Part of the debate – in the Senedd at 3:24 pm on 8 June 2021.
I'm pleased to hear that you've said that you recommend that those travelling to Wales should be tested, but I don't know many people in Manchester who look at news provided by BBC Wales, so I'm not sure how they're supposed to learn about those recommendations. But the fact is, unlike what the First Minister said on Friday, namely that the delta variant had come into Wales via the air, and to Llandudno particularly, we know for a fact now that that certainly isn't the case as far as my constituency is concerned. There have been cases discovered in Porthmadog, and this is the response I got from Gwynedd public protection last week: 'I can confirm that the public protection service hasn't identified any direct link between the cluster of COVID cases in the Porthmadog area and foreign travel.' Therefore, it has come in from these islands.

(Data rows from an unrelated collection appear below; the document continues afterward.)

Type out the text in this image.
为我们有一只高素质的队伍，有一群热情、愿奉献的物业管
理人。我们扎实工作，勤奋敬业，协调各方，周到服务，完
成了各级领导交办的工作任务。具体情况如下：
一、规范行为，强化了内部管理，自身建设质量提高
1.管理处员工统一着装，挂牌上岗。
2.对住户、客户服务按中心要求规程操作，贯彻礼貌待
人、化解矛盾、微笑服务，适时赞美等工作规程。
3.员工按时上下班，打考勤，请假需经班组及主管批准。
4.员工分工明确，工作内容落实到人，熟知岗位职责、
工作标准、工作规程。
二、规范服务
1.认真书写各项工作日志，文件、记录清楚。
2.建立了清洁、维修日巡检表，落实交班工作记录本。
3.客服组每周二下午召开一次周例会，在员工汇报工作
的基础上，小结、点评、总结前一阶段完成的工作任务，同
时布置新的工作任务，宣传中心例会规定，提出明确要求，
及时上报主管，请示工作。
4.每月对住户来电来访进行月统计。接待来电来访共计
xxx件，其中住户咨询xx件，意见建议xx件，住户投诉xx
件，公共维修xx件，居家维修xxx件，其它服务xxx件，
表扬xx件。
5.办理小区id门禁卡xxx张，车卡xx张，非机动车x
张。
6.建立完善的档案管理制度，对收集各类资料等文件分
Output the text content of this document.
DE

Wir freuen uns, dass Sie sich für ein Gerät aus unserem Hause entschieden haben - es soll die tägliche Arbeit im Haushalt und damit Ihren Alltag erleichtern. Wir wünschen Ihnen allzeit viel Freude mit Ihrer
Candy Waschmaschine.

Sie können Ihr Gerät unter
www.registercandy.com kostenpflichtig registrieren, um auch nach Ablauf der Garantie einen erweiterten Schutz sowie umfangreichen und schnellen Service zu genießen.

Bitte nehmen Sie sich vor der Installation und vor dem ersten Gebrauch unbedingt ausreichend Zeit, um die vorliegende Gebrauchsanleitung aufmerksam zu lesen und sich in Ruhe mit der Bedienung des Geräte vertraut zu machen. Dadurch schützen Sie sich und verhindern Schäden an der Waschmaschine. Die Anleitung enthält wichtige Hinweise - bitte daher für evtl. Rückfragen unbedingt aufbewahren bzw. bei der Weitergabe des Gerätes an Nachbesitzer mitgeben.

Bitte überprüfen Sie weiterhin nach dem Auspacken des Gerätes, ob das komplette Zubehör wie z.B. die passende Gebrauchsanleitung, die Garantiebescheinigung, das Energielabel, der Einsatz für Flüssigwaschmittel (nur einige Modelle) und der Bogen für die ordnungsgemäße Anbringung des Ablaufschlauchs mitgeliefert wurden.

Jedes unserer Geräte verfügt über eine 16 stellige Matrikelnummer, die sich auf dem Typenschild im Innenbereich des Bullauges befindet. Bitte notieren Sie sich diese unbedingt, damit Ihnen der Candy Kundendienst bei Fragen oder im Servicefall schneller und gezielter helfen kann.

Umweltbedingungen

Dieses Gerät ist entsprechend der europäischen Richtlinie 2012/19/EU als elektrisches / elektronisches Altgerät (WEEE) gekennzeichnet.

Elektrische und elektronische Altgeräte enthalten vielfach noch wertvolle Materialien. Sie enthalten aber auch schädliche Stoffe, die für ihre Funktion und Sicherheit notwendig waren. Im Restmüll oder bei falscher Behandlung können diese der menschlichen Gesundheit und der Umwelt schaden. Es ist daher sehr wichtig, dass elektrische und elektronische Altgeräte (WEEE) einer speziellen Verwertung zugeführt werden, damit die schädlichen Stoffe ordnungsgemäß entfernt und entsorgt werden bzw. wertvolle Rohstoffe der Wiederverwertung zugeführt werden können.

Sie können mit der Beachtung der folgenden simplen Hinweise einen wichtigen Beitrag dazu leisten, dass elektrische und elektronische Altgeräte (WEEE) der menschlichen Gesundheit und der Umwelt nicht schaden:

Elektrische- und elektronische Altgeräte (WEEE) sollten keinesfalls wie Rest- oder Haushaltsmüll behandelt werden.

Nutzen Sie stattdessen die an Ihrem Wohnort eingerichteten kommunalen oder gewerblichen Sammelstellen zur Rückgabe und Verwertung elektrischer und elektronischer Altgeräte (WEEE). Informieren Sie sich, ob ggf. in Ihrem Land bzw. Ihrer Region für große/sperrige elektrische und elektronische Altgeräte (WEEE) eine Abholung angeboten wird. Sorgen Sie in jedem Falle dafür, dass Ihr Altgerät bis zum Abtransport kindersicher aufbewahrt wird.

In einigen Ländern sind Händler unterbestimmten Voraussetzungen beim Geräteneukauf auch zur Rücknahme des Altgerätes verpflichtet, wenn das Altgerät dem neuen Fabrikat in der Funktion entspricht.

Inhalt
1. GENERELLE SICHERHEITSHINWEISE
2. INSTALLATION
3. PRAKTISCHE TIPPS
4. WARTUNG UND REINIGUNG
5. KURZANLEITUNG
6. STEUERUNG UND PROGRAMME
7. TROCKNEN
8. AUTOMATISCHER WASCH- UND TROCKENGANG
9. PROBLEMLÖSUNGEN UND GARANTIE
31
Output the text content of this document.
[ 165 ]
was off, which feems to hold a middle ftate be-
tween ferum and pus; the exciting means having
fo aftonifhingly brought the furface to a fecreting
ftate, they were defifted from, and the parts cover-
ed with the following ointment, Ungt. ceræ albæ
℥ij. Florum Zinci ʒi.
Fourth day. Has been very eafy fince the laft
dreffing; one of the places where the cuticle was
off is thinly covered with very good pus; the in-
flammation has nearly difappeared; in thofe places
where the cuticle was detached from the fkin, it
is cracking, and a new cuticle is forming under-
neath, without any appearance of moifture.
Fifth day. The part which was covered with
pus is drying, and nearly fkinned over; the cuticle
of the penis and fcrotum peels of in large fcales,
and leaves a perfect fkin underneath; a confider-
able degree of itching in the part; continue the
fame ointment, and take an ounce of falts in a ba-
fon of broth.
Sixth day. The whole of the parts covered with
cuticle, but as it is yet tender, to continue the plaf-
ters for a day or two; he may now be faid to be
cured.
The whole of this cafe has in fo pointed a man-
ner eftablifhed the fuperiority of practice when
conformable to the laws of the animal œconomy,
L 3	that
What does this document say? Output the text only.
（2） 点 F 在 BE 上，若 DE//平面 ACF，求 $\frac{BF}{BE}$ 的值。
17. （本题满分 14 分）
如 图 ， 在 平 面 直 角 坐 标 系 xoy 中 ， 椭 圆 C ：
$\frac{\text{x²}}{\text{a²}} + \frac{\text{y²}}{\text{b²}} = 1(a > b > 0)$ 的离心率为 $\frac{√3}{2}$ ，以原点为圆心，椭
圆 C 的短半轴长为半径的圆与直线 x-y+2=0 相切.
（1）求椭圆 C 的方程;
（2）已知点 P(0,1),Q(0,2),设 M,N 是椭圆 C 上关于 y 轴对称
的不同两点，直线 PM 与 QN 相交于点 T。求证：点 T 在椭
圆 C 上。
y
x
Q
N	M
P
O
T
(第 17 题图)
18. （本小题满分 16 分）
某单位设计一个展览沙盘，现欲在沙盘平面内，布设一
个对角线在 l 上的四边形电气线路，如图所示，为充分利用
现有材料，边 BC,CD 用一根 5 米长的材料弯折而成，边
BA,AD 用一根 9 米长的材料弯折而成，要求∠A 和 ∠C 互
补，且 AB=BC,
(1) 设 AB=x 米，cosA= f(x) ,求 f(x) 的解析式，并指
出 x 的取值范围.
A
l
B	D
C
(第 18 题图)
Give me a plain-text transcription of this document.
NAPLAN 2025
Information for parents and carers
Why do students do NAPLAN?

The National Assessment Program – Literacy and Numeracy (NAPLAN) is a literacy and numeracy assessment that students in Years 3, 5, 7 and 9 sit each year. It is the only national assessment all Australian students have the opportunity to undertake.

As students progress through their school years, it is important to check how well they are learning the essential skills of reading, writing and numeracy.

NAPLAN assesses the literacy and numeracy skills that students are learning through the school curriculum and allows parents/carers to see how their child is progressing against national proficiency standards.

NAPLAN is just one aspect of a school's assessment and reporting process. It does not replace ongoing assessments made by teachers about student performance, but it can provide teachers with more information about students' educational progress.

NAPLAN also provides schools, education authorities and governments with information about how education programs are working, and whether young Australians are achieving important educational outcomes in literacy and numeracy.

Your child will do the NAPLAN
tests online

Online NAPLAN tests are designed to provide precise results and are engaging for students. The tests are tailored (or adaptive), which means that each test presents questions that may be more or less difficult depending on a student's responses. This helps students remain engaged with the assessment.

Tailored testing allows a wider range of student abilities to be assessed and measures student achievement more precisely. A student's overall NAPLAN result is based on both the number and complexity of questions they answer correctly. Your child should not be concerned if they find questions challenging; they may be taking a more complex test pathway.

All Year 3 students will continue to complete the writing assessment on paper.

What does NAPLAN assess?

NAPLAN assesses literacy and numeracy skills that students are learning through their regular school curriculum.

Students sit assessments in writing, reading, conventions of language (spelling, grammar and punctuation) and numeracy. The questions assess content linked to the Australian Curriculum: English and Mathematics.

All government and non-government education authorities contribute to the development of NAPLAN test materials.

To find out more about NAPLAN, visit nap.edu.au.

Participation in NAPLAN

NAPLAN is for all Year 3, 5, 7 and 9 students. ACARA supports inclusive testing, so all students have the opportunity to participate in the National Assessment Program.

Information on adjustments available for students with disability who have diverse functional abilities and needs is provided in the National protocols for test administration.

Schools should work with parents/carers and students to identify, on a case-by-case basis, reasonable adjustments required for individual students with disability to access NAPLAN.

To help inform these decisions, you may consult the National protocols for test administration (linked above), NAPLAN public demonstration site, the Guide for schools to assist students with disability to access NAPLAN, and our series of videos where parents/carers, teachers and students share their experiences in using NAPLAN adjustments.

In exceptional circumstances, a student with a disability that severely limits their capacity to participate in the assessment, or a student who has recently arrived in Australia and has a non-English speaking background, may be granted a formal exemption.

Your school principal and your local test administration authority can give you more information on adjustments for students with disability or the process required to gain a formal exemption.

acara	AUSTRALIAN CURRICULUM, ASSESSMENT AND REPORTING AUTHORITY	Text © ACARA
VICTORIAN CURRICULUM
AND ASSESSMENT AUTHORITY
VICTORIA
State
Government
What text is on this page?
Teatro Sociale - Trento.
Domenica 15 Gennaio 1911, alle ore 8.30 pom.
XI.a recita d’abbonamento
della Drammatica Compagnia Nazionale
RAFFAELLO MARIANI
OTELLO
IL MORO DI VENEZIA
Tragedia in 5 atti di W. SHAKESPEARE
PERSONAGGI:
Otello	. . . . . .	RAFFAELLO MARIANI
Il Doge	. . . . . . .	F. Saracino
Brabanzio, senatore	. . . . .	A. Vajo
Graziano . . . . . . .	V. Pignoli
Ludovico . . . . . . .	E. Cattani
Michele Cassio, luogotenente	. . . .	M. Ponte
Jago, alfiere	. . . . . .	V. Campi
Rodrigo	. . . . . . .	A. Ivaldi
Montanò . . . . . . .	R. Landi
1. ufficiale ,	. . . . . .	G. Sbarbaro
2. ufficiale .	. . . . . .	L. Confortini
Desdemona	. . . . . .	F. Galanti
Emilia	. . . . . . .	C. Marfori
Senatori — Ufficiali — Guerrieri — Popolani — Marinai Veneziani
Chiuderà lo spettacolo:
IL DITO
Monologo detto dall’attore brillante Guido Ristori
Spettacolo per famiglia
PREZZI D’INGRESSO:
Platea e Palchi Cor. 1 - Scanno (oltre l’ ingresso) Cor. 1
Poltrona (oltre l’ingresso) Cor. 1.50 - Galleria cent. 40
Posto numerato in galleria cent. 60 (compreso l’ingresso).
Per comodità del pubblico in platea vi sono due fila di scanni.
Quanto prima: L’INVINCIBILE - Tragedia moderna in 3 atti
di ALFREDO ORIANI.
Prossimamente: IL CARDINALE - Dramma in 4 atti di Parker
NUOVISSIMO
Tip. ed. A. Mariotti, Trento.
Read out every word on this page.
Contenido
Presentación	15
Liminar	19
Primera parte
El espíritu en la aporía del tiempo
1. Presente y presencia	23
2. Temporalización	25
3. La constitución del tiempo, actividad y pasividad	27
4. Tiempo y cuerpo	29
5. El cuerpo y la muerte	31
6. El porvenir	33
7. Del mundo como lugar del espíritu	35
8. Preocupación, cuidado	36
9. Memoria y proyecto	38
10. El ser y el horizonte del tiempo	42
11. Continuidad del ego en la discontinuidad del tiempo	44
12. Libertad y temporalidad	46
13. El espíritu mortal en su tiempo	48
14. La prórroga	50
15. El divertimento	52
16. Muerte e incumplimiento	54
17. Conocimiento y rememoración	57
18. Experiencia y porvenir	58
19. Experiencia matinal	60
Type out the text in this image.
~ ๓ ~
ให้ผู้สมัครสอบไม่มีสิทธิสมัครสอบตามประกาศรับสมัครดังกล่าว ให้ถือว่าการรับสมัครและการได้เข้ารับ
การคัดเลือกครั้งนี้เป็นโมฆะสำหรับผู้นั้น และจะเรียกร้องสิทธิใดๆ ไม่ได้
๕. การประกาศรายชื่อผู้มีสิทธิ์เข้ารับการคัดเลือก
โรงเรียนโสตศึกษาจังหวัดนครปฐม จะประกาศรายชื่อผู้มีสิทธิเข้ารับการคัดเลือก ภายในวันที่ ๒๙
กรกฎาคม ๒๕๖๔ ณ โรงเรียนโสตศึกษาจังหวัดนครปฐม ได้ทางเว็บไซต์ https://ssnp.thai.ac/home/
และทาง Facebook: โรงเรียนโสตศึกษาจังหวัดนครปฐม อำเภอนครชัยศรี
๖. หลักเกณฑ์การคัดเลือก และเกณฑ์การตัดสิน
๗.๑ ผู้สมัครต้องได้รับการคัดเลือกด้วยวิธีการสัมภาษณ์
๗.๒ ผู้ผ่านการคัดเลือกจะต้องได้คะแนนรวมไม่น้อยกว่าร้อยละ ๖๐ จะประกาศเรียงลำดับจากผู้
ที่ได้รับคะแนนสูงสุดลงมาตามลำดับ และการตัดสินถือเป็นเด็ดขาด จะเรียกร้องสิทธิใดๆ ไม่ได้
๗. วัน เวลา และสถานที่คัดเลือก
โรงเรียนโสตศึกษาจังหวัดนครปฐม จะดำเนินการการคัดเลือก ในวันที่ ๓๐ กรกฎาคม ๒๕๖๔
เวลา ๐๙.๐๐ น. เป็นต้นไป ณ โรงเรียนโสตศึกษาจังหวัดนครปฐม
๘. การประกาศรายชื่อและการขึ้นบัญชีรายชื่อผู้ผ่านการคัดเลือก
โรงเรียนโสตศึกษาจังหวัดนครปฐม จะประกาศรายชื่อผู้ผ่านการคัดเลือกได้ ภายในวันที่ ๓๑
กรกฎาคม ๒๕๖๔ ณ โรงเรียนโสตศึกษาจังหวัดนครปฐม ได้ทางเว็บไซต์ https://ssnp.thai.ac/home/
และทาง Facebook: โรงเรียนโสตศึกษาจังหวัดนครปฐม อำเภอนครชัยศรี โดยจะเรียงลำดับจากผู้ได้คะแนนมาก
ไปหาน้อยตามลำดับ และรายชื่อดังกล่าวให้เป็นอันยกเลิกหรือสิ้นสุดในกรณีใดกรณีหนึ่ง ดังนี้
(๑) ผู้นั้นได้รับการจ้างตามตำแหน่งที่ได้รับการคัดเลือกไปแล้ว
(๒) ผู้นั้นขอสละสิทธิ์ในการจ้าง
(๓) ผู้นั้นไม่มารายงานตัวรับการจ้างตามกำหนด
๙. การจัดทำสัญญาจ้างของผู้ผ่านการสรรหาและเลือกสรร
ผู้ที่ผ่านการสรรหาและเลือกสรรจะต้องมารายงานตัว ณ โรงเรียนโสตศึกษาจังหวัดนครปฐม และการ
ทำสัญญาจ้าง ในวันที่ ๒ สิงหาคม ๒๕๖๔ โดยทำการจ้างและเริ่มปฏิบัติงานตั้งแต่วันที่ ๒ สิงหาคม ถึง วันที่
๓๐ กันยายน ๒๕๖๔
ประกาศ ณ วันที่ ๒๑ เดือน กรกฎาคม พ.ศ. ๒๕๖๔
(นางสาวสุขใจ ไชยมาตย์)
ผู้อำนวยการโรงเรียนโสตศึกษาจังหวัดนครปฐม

You talked about closing the borders. Nobody else has mentioned closing the borders, but we do need to see this situation managed. So, what steps are you going to take to ensure that the variant doesn't travel further and isn't disseminated further? We know that the Scottish Government is recommending that people don't travel to these areas identified as hotspots. Internal travel within these nations isn't just one-way to north Wales. There are many people from north Wales who travel to work in Stockport, in Bolton and those areas, so we need to manage this. You're done this with Portugal, where the cases are a little under 40 per 100,000 population. In Bolton, it's 355 per 100,000 population; it's 487 in Blackburn. We need to control that, and we need to ensure that people working there will be compensated because they can't go to work, hopefully, and we need to manage the flow of people in order to ensure that this variant doesn't travel further.